I have a cable modem connected to the WAN port of my wireless router. My gaming PC is connected to one of the wired ports. 3 other PCs regularly use the wireless, including my media center PC. Both PCs are running XP SP3.

Because I moved the media center PC to another part of the house, it gets no wireless signal. I ran a 75' CAT6 cable down there and hooked it up.

The media center PC gets an IP address via DHCP but cannot access the Internet.

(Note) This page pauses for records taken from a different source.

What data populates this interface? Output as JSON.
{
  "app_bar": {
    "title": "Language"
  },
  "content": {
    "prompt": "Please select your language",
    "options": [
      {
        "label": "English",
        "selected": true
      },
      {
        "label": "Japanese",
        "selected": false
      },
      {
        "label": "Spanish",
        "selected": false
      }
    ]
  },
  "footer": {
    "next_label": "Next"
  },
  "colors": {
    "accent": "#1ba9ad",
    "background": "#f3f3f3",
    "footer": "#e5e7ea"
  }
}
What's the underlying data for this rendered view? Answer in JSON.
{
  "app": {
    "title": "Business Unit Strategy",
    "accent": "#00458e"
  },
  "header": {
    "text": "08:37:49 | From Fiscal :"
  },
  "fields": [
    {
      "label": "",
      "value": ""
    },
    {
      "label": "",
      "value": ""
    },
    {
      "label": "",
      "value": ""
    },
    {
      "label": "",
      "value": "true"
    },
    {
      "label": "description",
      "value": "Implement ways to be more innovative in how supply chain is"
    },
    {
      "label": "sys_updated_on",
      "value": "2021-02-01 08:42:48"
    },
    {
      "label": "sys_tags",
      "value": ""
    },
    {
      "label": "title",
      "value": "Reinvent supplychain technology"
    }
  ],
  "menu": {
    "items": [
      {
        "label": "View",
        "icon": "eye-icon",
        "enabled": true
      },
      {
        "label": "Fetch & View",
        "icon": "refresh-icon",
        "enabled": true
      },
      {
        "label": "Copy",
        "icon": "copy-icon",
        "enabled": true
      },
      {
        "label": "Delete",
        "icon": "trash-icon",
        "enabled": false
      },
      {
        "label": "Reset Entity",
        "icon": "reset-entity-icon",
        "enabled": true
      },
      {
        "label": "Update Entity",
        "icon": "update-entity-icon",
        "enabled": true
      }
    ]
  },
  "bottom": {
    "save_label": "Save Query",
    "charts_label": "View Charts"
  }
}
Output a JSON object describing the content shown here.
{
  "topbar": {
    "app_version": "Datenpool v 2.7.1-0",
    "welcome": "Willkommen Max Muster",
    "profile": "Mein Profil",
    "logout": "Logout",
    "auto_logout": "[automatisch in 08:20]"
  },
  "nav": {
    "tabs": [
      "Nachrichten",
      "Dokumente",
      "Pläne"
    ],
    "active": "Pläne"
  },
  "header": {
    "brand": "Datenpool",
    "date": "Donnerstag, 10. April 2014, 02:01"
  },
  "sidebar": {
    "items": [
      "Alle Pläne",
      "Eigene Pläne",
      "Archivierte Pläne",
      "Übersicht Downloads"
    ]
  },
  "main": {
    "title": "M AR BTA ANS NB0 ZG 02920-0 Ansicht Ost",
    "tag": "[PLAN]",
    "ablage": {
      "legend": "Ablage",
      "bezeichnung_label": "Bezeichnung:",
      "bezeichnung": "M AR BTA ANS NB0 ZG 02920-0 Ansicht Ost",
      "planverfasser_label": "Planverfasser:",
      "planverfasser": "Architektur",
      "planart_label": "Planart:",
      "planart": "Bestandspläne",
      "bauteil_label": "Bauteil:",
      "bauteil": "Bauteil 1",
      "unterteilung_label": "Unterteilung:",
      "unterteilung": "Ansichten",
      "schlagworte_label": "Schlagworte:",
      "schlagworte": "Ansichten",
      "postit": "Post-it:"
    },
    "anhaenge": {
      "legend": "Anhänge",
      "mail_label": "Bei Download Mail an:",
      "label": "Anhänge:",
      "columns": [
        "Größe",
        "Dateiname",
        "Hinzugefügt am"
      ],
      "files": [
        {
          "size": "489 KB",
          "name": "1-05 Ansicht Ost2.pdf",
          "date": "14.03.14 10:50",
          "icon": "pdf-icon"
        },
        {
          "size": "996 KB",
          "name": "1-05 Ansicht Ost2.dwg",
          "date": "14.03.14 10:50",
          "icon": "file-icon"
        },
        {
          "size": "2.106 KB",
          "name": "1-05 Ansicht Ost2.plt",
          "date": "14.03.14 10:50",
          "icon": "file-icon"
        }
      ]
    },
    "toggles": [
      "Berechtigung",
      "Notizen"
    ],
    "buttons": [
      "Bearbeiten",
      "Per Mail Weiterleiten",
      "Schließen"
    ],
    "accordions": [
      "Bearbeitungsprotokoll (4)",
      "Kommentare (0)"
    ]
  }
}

So here's what I know so far (unless otherwise noted, I'm talking about the media center PC that cannot access the Internet):

  • The cable is good and the router works on that port - I hooked up my laptop and XBox in place of the PC and they work fine.
  • The NIC passed all hardware and loopback tests.
  • I have the latest drivers for the NIC installed.
  • I disabled the wireless adapter.
  • I see packets being sent but zero received.
  • It cannot ping the router, or any other PC on the network.
  • No other PC on the network can ping it.
  • The IP address it's getting via DHCP is on the correct subnet and looks right - i.e. the last number is one more than the other devices currently connected.
  • I have tried several different ports on the router for giggles.
  • I ran the Winsock Fix program that is supposed to fix this sort of problem, and it did not.
  • It can access the Internet via wireless if I shlep my router and modem down there.
  • It does not show up in the router's list of attached devices. I do see my gaming PC and my wife's EEPC currently connected.

So where do I look next?

Thanks for any advice,

-Joe
 
Was the loopback test performed with a wrap plug? If not then just the internal loopback was performed which only indicates the protocol stack is in place. My next step would be to give it a static IP address and connect it directly to another pc with a static address on the same subnet. Then try pinging each from the other. If one is old, a direct connection may require a crossover cable or both could be connected to a small hub/switch. If this fails, I'd say the NIC was bad. Hope this helps.
 
Do you have Windows Firewall enabled, or some other host-based firewall or antivirus software installed? Perhaps that's blocking your inbound traffic somehow?
 
I've got the Windows firewall disabled and just running AVG anti-virus. I'll try the two PC thing shortly, if I can get it to work without an xover cable, which I don't have.